第十二章 三浦の限界
三浦恒一は、記録室に一人残っていた。
端末の画面には、舟木隆に関するすべての記録が並んでいる。入所時のフェイスシート、ケアプラン、看護記録、事故報告書、行政への提出文書。どれも整っており、相互に矛盾はない。時間は直線的に流れ、言葉は慎重に選ばれている。
整いすぎている、と三浦は思った。
自分の記載した文章が、他人の文章と自然に接続され、ひとつの「説明」になっていく過程を、彼ははじめて外側から眺めていた。そこに感情は含まれていない。含まれていたとしても、削ぎ落とされ、平坦化され、事実の衣を着せられる。
三浦は過去の夜勤表を開いた。あの夜の配置、応援要請の有無、他ユニットのコール履歴。すべては想定内だ。想定内であることが、これほど恐ろしいとは思わなかった。
――どこで止められたのか。
自分に問いかける。だが、問いはすぐに行き止まりになる。止めるための明確な「線」が、どこにも引かれていないからだ。線がない以上、越えた瞬間も存在しない。

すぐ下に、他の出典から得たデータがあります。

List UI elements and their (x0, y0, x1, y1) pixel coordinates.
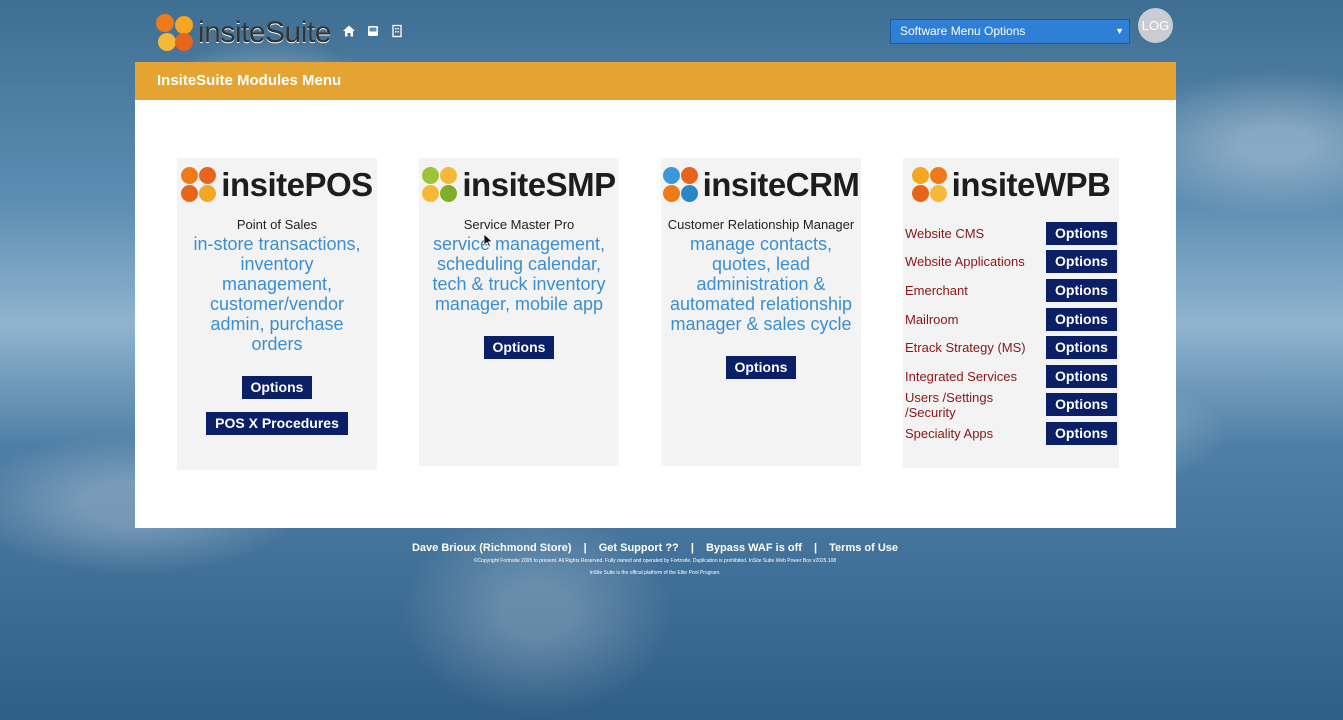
crm-options-button[interactable]: Options (725, 356, 797, 379)
module-card-wpb: insiteWPB Website CMS Options Website Ap… (903, 158, 1119, 468)
module-name-wpb: insiteWPB (951, 166, 1111, 203)
home-icon[interactable] (342, 24, 356, 38)
logo-mark-icon (156, 14, 194, 52)
insitesuite-logo[interactable]: insiteSuite (156, 14, 331, 52)
list-item: Emerchant Options (905, 276, 1117, 305)
list-item: Etrack Strategy (MS) Options (905, 333, 1117, 362)
wpb-options-button[interactable]: Options (1046, 221, 1117, 245)
footer-copyright-platform: InSite Suite is the offical platform of … (589, 570, 721, 576)
footer: Dave Brioux (Richmond Store) | Get Suppo… (0, 542, 1310, 578)
wpb-item-label[interactable]: Speciality Apps (905, 426, 993, 441)
wpb-options-button[interactable]: Options (1046, 307, 1117, 331)
wpb-item-label[interactable]: Website CMS (905, 226, 984, 241)
wpb-options-button[interactable]: Options (1046, 421, 1117, 445)
module-subtitle-pos: Point of Sales (236, 217, 318, 232)
module-description-crm: manage contacts, quotes, lead administra… (669, 234, 853, 334)
footer-separator: | (583, 542, 587, 554)
wpb-logo-icon (911, 167, 948, 203)
chevron-down-icon: ▼ (1115, 26, 1124, 36)
module-logo-crm: insiteCRM (661, 163, 861, 207)
wpb-item-label[interactable]: Integrated Services (905, 369, 1017, 384)
wpb-item-label[interactable]: Users /Settings /Security (905, 390, 1046, 420)
module-subtitle-smp: Service Master Pro (463, 217, 575, 232)
wpb-options-button[interactable]: Options (1046, 393, 1117, 417)
footer-terms-link[interactable]: Terms of Use (829, 542, 898, 554)
wpb-options-button[interactable]: Options (1046, 336, 1117, 360)
pos-x-procedures-button[interactable]: POS X Procedures (206, 412, 348, 435)
wpb-options-button[interactable]: Options (1046, 278, 1117, 302)
wpb-options-button[interactable]: Options (1046, 250, 1117, 274)
module-card-crm: insiteCRM Customer Relationship Manager … (661, 158, 861, 466)
software-menu-select[interactable]: Software Menu Options ▼ (890, 19, 1130, 44)
list-item: Mailroom Options (905, 305, 1117, 334)
pos-options-button[interactable]: Options (241, 376, 313, 399)
module-logo-smp: insiteSMP (419, 163, 619, 207)
footer-waf-link[interactable]: Bypass WAF is off (706, 542, 802, 554)
log-button[interactable]: LOG (1138, 8, 1173, 43)
logo-text: insiteSuite (198, 16, 331, 49)
wpb-options-list: Website CMS Options Website Applications… (905, 219, 1117, 448)
crm-logo-icon (662, 167, 699, 203)
wpb-item-label[interactable]: Mailroom (905, 312, 958, 327)
list-item: Speciality Apps Options (905, 419, 1117, 448)
footer-user-link[interactable]: Dave Brioux (Richmond Store) (412, 542, 572, 554)
wpb-item-label[interactable]: Website Applications (905, 254, 1025, 269)
top-nav-icons (342, 24, 404, 38)
smp-logo-icon (422, 167, 458, 203)
smp-options-button[interactable]: Options (483, 336, 555, 359)
footer-support-link[interactable]: Get Support ?? (599, 542, 679, 554)
module-name-crm: insiteCRM (702, 166, 860, 203)
list-item: Users /Settings /Security Options (905, 390, 1117, 420)
footer-separator: | (690, 542, 694, 554)
module-description-pos: in-store transactions, inventory managem… (193, 234, 361, 354)
panel-title: InsiteSuite Modules Menu (135, 62, 1176, 100)
wpb-item-label[interactable]: Etrack Strategy (MS) (905, 340, 1026, 355)
module-subtitle-crm: Customer Relationship Manager (667, 217, 855, 232)
module-card-smp: insiteSMP Service Master Pro service man… (419, 158, 619, 466)
inbox-icon[interactable] (366, 24, 380, 38)
wpb-options-button[interactable]: Options (1046, 364, 1117, 388)
modules-panel: InsiteSuite Modules Menu insitePOS Point… (135, 62, 1176, 528)
wpb-item-label[interactable]: Emerchant (905, 283, 968, 298)
module-name-pos: insitePOS (221, 166, 373, 203)
list-item: Website Applications Options (905, 248, 1117, 277)
module-logo-wpb: insiteWPB (903, 163, 1119, 207)
list-item: Integrated Services Options (905, 362, 1117, 391)
list-item: Website CMS Options (905, 219, 1117, 248)
footer-links: Dave Brioux (Richmond Store) | Get Suppo… (0, 542, 1310, 554)
pos-logo-icon (181, 167, 217, 203)
footer-copyright: ©Copyright Fortnsite 2005 to present. Al… (473, 558, 837, 564)
module-card-pos: insitePOS Point of Sales in-store transa… (177, 158, 377, 470)
software-menu-select-value: Software Menu Options (900, 24, 1026, 38)
module-logo-pos: insitePOS (177, 163, 377, 207)
footer-separator: | (814, 542, 818, 554)
building-icon[interactable] (390, 24, 404, 38)
module-description-smp: service management, scheduling calendar,… (432, 234, 606, 314)
module-name-smp: insiteSMP (462, 166, 616, 203)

三浦は内部通報の書式を思い出した。以前、別の利用者の件で下書きだけ作ったことがある。だが、提出には至らなかった。理由は単純だ。書けなかったのだ。
何を、誰の責任として、どの規定違反として書けばいいのか。
「おかしい」という感覚はある。しかし、感覚は項目にならない。違和感は証拠にならない。彼はそれを、現場で誰よりも知っていた。
相談窓口の電話番号が掲示板に貼られている。匿名可、と書いてある。だが、匿名で語れるのは事実だけだ。判断の遅れや、空気の圧力や、忙しさに負けた沈黙は、匿名にしても残らない。

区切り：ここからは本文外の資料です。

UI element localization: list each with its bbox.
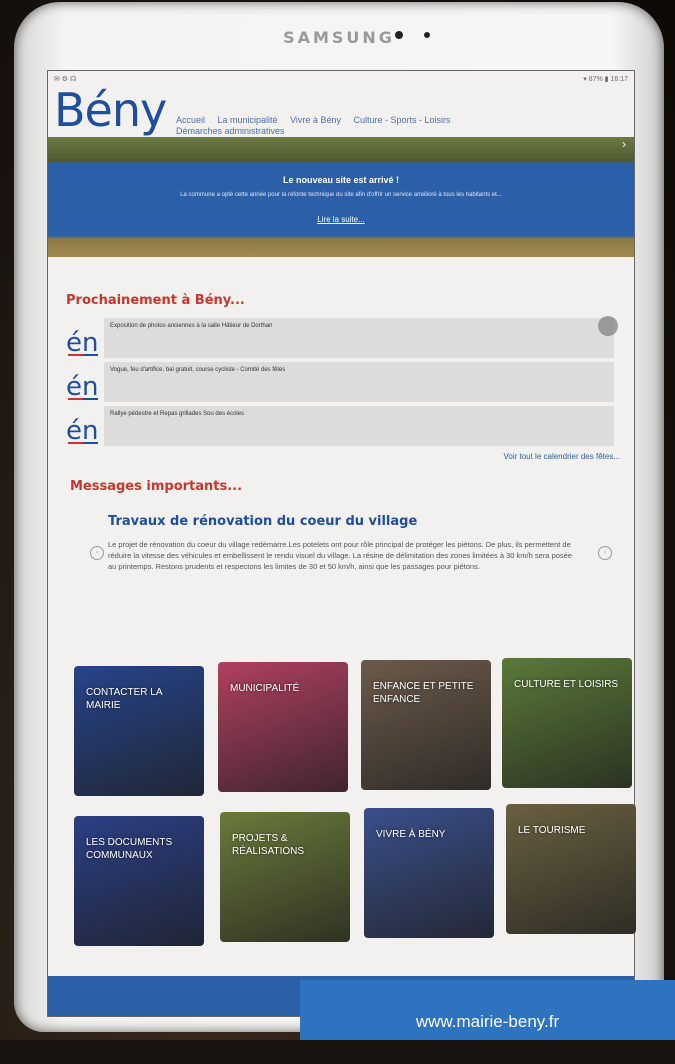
message-title: Travaux de rénovation du coeur du villag… xyxy=(108,514,418,529)
site-header: Bény Accueil La municipalité Vivre à Bén… xyxy=(48,83,634,137)
scroll-indicator[interactable] xyxy=(598,316,618,336)
read-more-link[interactable]: Lire la suite... xyxy=(48,215,634,224)
nav-item-accueil[interactable]: Accueil xyxy=(176,115,205,125)
event-list: én Exposition de photos anciennes à la s… xyxy=(48,316,634,448)
event-logo-icon: én xyxy=(66,416,99,446)
tile-tourisme[interactable]: LE TOURISME xyxy=(506,804,636,934)
list-item[interactable]: én Rallye pédestre et Repas grillades So… xyxy=(66,406,624,448)
calendar-link[interactable]: Voir tout le calendrier des fêtes... xyxy=(48,452,634,461)
message-body: Le projet de rénovation du coeur du vill… xyxy=(108,540,573,571)
tile-projets[interactable]: PROJETS & RÉALISATIONS xyxy=(220,812,350,942)
site-logo[interactable]: Bény xyxy=(54,83,167,137)
news-text: La commune a opté cette année pour la re… xyxy=(180,192,502,198)
event-logo-icon: én xyxy=(66,372,99,402)
event-text: Vogue, feu d'artifice, bal gratuit, cour… xyxy=(110,367,286,373)
url-banner: www.mairie-beny.fr xyxy=(300,980,675,1040)
chevron-left-icon[interactable]: ‹ xyxy=(90,546,104,560)
chevron-right-icon[interactable]: › xyxy=(622,137,626,151)
tile-label: LE TOURISME xyxy=(518,825,586,836)
tile-label: CONTACTER LA MAIRIE xyxy=(86,687,162,711)
message-carousel: ‹ › Travaux de rénovation du coeur du vi… xyxy=(78,514,612,634)
event-text: Rallye pédestre et Repas grillades Sou d… xyxy=(110,411,245,417)
news-hero: › Le nouveau site est arrivé ! La commun… xyxy=(48,137,634,257)
nav-item-municipalite[interactable]: La municipalité xyxy=(218,115,278,125)
tile-culture[interactable]: CULTURE ET LOISIRS xyxy=(502,658,632,788)
upcoming-title: Prochainement à Bény... xyxy=(66,293,245,308)
tile-municipalite[interactable]: MUNICIPALITÉ xyxy=(218,662,348,792)
tile-label: CULTURE ET LOISIRS xyxy=(514,679,619,690)
tile-label: PROJETS & RÉALISATIONS xyxy=(232,833,305,857)
nav-item-culture[interactable]: Culture - Sports - Loisirs xyxy=(353,115,450,125)
sensor-icon xyxy=(424,32,430,38)
list-item[interactable]: én Exposition de photos anciennes à la s… xyxy=(66,316,624,360)
status-icons-left: ✉ ⚙ ☊ xyxy=(54,76,77,83)
tile-label: VIVRE À BÉNY xyxy=(376,829,446,840)
main-nav: Accueil La municipalité Vivre à Bény Cul… xyxy=(176,115,626,137)
messages-title: Messages importants... xyxy=(70,479,243,494)
tile-label: ENFANCE ET PETITE ENFANCE xyxy=(373,681,474,705)
tile-vivre[interactable]: VIVRE À BÉNY xyxy=(364,808,494,938)
tile-enfance[interactable]: ENFANCE ET PETITE ENFANCE xyxy=(361,660,491,790)
chevron-right-icon[interactable]: › xyxy=(598,546,612,560)
nav-item-vivre[interactable]: Vivre à Bény xyxy=(290,115,341,125)
news-title: Le nouveau site est arrivé ! xyxy=(282,175,400,185)
event-logo-icon: én xyxy=(66,328,99,358)
front-camera-icon xyxy=(395,31,403,39)
list-item[interactable]: én Vogue, feu d'artifice, bal gratuit, c… xyxy=(66,362,624,404)
tile-contact[interactable]: CONTACTER LA MAIRIE xyxy=(74,666,204,796)
event-text: Exposition de photos anciennes à la sall… xyxy=(110,323,273,329)
status-icons-right: ▾ 87% ▮ 16:17 xyxy=(583,76,628,83)
nav-item-demarches[interactable]: Démarches administratives xyxy=(176,126,285,136)
tile-label: LES DOCUMENTS COMMUNAUX xyxy=(86,837,173,861)
device-brand: SAMSUNG xyxy=(283,28,395,47)
tile-label: MUNICIPALITÉ xyxy=(230,683,300,694)
tile-documents[interactable]: LES DOCUMENTS COMMUNAUX xyxy=(74,816,204,946)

三浦は、舟木が入所してきた日のことを思い出す。職員の空気が、わずかに変わった。緊張でも忖度でもない、別の何か。触れない方がいい、という了解が、言葉にならずに共有された。
その了解を、彼自身も受け入れていた。
受け入れた瞬間が、いつだったのかは分からない。だが、確実に受け入れていた。その事実だけが、今になって重くのしかかる。
三浦は、端末を閉じた。
自分は探偵になれない、と理解したからだ。証明できない以上、問いを立てる資格すらない。制度の中では、問いは証拠と同時にしか存在できない。
限界は、能力の問題ではなかった。
制度が許す範囲でしか、彼は考えられない。考えられないことは、存在しないのと同じだ。
記録室を出ると、廊下にはいつもの音が戻っていた。配膳カートの車輪、ナースコール、職員の足音。翠松園の日常だ。
三浦はその中に戻っていく。
問いを持たない者として。
それが、彼に許された唯一の立場だった。